From Roblox to Fortnite, kids like 5-year-old Shayna Gerson and her 7-year-old brother Michael can’t get enough of these online games.
“As soon as he gets home from school he wants to jump on and start playing with friends,” mom Jill Gerson said.
Gerson tries to stay close to monitor what’s going on and has had to intervene on a few occasions when she’s heard inappropriate language, but says she probably should do more.
“It’s concerning because sometimes I’m not sure who he’s playing with or what is happening in there,” she said.
Unfortunately, more is happening than many might realize.
We talked with 7-year-old Michael to ask him if anyone had ever approached him on these platforms:
ANGIE: Have you ever had a weirdo or a stranger approach you?
ANGIE: What did they say?
MICHAEL: They know where I live.
ANGIE: Were you scared?
MICHAEL: Aah, kind of.
ANGIE: What did you do?
MICHAEL: Just left the game.
ANGIE: Did you tell your mom?
Thank goodness it stopped there, but it’s stunning for parents to hear just how close these encounters come.
“Super scary. Very scary,” said Gerson.
FBI: It’s not a game
The FBI produced a Public Service Announcement to warn parents about the dangers.
“It’s not a game. This could be happening to your child,” the narrator warns, as the video shows children playing video games with chat messages from strangers popping up.
“I always tell parents if you don’t have parental controls or you’re not watching what your kids are doing online, it’s not a matter of if, it’s a matter of when they come across one of these predators,” said Tim Wolford, FBI supervisory special agent.
Wolford heads the Violent Crimes Against Children task force in Pittsburgh and says predators set up fake profiles all the time to lure children.
“It could be just flattery where they’re telling the kid, ‘Hey, your profile picture is really beautiful. I would love another picture.’ And then, they’ll start to slowly walk them down that line of sending more and more inappropriate pictures and content,” Wolford explained.
A major tipoff that something is shady is when kids are asked to move to a different platform or a private chat room. Once that happens, things often escalate to what the FBI calls “sextortion” and children often feel trapped.
“In the worst-case scenarios what happens is once they get that picture, they know that kids would not want to be released — they then threaten that kid, ‘Hey I’m going to make this available to your parents’ or ‘I’m going to make this available to all your friends’ unless you send me even more inappropriate content.”
TIPS to protect your kids
The No. 1 thing you can do to block predators is set strict parental controls.
We walked through settings for Michael’s Fortnite game with his mom and adjusted the controls, so strangers can no longer contact him — an important step to give his mom a little more peace of mind.
“He loves it and I’d hate to take it away from him fully, but at the same time, you have to always watch,” Gerson said.
It’s also important to have a talk with your child about this. Let them know there are strangers out there who might try to trick them into sending inappropriate pictures, and if anyone does approach them, they need to tell you about it, right away.
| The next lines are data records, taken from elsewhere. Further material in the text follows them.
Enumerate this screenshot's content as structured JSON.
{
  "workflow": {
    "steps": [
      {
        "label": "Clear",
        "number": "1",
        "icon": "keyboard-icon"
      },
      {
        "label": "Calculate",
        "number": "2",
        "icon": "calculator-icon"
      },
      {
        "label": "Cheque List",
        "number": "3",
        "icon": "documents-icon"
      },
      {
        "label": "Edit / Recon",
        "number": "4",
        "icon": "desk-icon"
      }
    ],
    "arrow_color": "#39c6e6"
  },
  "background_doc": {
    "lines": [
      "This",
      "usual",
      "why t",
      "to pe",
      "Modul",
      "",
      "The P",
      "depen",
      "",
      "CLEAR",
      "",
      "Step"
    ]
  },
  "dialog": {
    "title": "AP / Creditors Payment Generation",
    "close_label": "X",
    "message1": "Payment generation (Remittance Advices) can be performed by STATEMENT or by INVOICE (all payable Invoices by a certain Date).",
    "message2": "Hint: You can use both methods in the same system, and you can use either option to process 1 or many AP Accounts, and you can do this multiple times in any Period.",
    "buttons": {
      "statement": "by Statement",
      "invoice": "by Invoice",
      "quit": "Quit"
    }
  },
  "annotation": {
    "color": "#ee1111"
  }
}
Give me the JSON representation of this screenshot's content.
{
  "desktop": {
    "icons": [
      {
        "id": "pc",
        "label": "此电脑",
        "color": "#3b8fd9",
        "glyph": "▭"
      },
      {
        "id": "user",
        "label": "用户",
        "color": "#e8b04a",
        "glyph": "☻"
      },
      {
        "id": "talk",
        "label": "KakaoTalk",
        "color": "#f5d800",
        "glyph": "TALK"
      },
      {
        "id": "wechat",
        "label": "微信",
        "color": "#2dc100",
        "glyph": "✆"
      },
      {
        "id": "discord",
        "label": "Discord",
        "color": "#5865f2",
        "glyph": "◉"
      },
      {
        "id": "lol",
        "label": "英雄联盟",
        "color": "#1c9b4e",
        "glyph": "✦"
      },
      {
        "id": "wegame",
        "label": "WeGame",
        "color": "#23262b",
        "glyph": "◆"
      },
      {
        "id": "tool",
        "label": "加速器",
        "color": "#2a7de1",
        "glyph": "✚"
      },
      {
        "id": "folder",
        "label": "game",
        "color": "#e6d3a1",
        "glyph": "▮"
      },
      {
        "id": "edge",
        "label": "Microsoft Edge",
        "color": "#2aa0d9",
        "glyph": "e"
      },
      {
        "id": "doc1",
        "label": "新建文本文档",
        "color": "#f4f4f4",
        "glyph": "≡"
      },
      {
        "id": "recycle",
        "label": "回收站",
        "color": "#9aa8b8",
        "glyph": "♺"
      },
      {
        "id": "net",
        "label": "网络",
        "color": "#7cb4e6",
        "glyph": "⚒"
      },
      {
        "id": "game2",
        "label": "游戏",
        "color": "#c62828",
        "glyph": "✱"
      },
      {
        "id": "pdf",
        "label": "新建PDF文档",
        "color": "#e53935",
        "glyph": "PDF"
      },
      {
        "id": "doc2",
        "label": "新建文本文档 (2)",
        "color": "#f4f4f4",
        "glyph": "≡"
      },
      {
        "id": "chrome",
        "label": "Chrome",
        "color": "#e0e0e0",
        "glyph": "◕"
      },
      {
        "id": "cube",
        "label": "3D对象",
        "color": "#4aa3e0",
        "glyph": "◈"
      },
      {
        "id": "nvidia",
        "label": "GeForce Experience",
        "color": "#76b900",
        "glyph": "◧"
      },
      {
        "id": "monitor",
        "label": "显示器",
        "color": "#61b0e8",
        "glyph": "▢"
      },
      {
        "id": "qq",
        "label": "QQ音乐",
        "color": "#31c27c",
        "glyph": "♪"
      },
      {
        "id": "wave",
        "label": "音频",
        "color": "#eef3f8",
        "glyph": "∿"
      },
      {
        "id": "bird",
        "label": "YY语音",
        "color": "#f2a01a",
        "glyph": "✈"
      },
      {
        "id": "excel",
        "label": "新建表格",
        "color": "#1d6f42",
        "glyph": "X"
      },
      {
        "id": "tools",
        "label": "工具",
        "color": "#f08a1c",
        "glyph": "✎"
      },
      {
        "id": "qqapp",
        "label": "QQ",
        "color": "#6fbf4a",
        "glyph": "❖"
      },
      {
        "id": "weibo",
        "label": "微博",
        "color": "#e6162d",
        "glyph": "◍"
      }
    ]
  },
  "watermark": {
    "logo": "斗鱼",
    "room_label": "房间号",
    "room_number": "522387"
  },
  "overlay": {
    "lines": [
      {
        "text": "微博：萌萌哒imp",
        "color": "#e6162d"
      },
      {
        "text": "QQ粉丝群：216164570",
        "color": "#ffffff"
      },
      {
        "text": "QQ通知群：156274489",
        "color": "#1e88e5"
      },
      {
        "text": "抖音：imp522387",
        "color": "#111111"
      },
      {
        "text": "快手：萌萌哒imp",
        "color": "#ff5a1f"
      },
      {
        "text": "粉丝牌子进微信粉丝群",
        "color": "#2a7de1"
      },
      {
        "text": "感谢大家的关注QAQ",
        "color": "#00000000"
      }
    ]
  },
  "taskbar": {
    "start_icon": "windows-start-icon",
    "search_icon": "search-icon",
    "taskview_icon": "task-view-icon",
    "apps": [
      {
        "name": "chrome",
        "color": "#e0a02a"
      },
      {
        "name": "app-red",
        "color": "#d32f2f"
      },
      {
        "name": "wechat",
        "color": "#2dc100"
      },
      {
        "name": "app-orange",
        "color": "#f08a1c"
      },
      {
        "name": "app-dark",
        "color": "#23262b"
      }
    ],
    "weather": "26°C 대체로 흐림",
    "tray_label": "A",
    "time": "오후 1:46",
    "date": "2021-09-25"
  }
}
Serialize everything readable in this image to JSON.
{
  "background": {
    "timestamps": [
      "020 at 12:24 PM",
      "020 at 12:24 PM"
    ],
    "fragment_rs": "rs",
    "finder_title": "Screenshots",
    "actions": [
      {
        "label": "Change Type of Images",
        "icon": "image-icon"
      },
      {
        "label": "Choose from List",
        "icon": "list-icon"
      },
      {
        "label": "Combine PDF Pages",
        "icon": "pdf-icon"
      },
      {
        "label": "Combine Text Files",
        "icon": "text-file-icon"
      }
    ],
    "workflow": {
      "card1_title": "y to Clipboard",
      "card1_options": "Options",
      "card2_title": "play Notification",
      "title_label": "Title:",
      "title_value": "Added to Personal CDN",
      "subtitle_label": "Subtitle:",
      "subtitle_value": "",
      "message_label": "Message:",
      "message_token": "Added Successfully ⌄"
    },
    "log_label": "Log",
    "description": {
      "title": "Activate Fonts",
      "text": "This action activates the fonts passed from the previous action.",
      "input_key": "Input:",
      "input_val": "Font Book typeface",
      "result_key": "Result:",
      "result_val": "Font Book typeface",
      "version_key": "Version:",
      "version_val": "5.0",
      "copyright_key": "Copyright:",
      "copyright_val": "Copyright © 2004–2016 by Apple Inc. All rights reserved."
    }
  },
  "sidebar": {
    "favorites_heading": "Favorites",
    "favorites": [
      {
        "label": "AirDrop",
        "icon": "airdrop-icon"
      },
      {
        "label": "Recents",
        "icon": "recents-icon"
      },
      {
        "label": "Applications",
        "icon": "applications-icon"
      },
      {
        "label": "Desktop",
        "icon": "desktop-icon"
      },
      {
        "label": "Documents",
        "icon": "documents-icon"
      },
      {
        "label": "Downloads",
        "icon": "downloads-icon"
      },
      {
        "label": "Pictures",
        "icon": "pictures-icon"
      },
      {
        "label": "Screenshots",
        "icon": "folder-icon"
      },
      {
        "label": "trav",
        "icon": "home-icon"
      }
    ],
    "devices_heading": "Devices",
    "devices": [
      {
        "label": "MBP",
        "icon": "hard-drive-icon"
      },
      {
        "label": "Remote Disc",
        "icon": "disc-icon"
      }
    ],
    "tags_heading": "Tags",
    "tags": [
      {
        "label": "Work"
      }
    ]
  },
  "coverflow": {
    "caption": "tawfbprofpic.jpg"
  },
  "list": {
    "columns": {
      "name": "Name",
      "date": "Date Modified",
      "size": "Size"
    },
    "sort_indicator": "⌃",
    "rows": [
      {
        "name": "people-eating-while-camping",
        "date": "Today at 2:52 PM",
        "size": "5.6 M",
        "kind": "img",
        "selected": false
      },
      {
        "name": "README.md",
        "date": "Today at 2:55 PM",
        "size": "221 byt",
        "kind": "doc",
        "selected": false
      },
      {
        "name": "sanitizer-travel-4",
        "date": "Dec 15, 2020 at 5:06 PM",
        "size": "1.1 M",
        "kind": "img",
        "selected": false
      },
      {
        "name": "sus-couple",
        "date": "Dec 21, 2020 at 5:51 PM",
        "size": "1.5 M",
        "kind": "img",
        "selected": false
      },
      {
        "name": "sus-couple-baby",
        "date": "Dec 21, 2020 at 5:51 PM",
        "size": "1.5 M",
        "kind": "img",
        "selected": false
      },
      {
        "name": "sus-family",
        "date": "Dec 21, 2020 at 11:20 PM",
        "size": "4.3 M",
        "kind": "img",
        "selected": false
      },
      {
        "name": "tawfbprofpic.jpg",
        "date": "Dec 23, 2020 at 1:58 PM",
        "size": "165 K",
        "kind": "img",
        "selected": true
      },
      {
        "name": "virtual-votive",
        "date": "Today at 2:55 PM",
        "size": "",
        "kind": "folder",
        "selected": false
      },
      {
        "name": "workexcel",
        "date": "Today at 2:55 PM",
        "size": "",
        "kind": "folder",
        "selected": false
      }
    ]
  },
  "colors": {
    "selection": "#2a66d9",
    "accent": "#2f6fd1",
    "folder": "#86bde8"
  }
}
Be sure to tell your child they won’t be in trouble, and that even if they’re embarrassed or think they made a mistake, it’s still safe to talk to you.
More tips from the FBI to protect kids from online predators
- Educate yourself about the websites, software, games and apps that your child uses.
- Check their social media and gaming profiles and posts. Have conversations about what is appropriate to say or share.
- Explain to your kids that once images or comments are posted online, they can be shared with anyone and never truly disappear.
- Make sure your kids use privacy settings to restrict access to their online profiles.
- Tell your children to be extremely wary when communicating with anyone online who they do not know in real life.
- Encourage kids to choose appropriate screen names and to create strong passwords.
- Make it a rule with your kids that they can’t arrange to meet up with someone they met online without your knowledge and supervision.
- Stress to your children that making any kind of threat online — even if they think it’s a joke — is a crime.
- Report any inappropriate contact between an adult and your child to law enforcement immediately. Notify the site they were using, too.